この際の取引額は1億8520万ドル。資金の大半は、ナスダックでティッカー「SATA」として取引される変動金利のシリーズA永久優先株の発行で調達した。今回の32BTCの取得単価は、この直前の大口購入時より約14%低い水準となる。

今回の開示では、ビットコイン以外の財務指標の変化も示された。現金および現金同等物は、6月1日時点の約1億3730万ドルから6月5日時点には約1億3920万ドルへ増加し、190万ドル積み上がった。

一方、Striveが保有するSTRC(変動金利のシリーズA永久ストレッチ優先株)の公正価値は、同期間に約4950万ドルから4720万ドルへ減少した。保有株式数は50万5000株で変わらなかった。

株式発行も続けている。クラスA普通株の発行済み株式数は6908万9145株から6941万645株へと32万1500株増えた。クラスB普通株とSATA優先株はいずれも据え置きで、それぞれ978万18株、751万3907株だった。

クラスA株の増加は、同社が2026年を通じてビットコイン購入資金に充ててきた、市場内での株式売却プログラムの継続を示している。

Striveはここ数カ月、継続的な買い付けを通じて、上場企業の中でも積極的にビットコインを積み増している企業の一社となっている。6月初め時点では、上場企業のビットコイン保有量で世界7位だった。

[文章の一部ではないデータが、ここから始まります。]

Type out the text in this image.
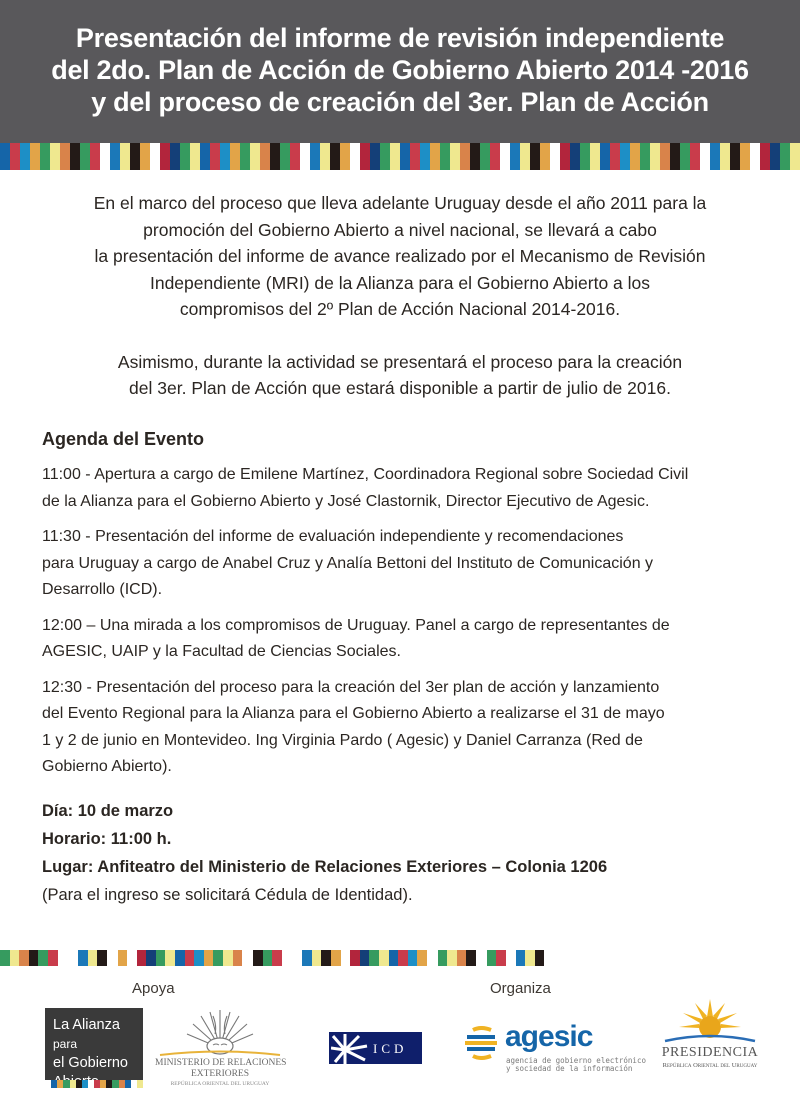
Presentación del informe de revisión independiente
del 2do. Plan de Acción de Gobierno Abierto 2014 -2016
y del proceso de creación del 3er. Plan de Acción
En el marco del proceso que lleva adelante Uruguay desde el año 2011 para la
promoción del Gobierno Abierto a nivel nacional, se llevará a cabo
la presentación del informe de avance realizado por el Mecanismo de Revisión
Independiente (MRI) de la Alianza para el Gobierno Abierto a los
compromisos del 2º Plan de Acción Nacional 2014-2016.
Asimismo, durante la actividad se presentará el proceso para la creación
del 3er. Plan de Acción que estará disponible a partir de julio de 2016.
Agenda del Evento
11:00 - Apertura a cargo de Emilene Martínez, Coordinadora Regional sobre Sociedad Civil
de la Alianza para el Gobierno Abierto y José Clastornik, Director Ejecutivo de Agesic.
11:30 - Presentación del informe de evaluación independiente y recomendaciones
para Uruguay a cargo de Anabel Cruz y Analía Bettoni del Instituto de Comunicación y
Desarrollo (ICD).
12:00 – Una mirada a los compromisos de Uruguay. Panel a cargo de representantes de
AGESIC, UAIP y la Facultad de Ciencias Sociales.
12:30 - Presentación del proceso para la creación del 3er plan de acción y lanzamiento
del Evento Regional para la Alianza para el Gobierno Abierto a realizarse el 31 de mayo
1 y 2 de junio en Montevideo. Ing Virginia Pardo ( Agesic) y Daniel Carranza (Red de
Gobierno Abierto).
Día: 10 de marzo
Horario: 11:00 h.
Lugar: Anfiteatro del Ministerio de Relaciones Exteriores – Colonia 1206
(Para el ingreso se solicitará Cédula de Identidad).
Apoya	Organiza
La Alianza para
el Gobierno	MINISTERIO DE RELACIONES
EXTERIORES
REPÚBLICA ORIENTAL DEL URUGUAY
ICD	agesic
agencia de gobierno electrónico
y sociedad de la información
PRESIDENCIA
República Oriental del Uruguay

資金調達の拡大方針も維持している。マット・コールCEOは5月末、ASSTとSATAの市場内プログラムの規模をそれぞれ21億ドル拡大すると公表した。上場証券に対する継続的な需要に対応するためとしている。

今回の開示からは、短期的な価格調整局面でもビットコイン保有拡大の方針を維持していることがうかがえる。あわせて、株式発行と優先株による調達を並行し、購入資金を確保する枠組みも継続している。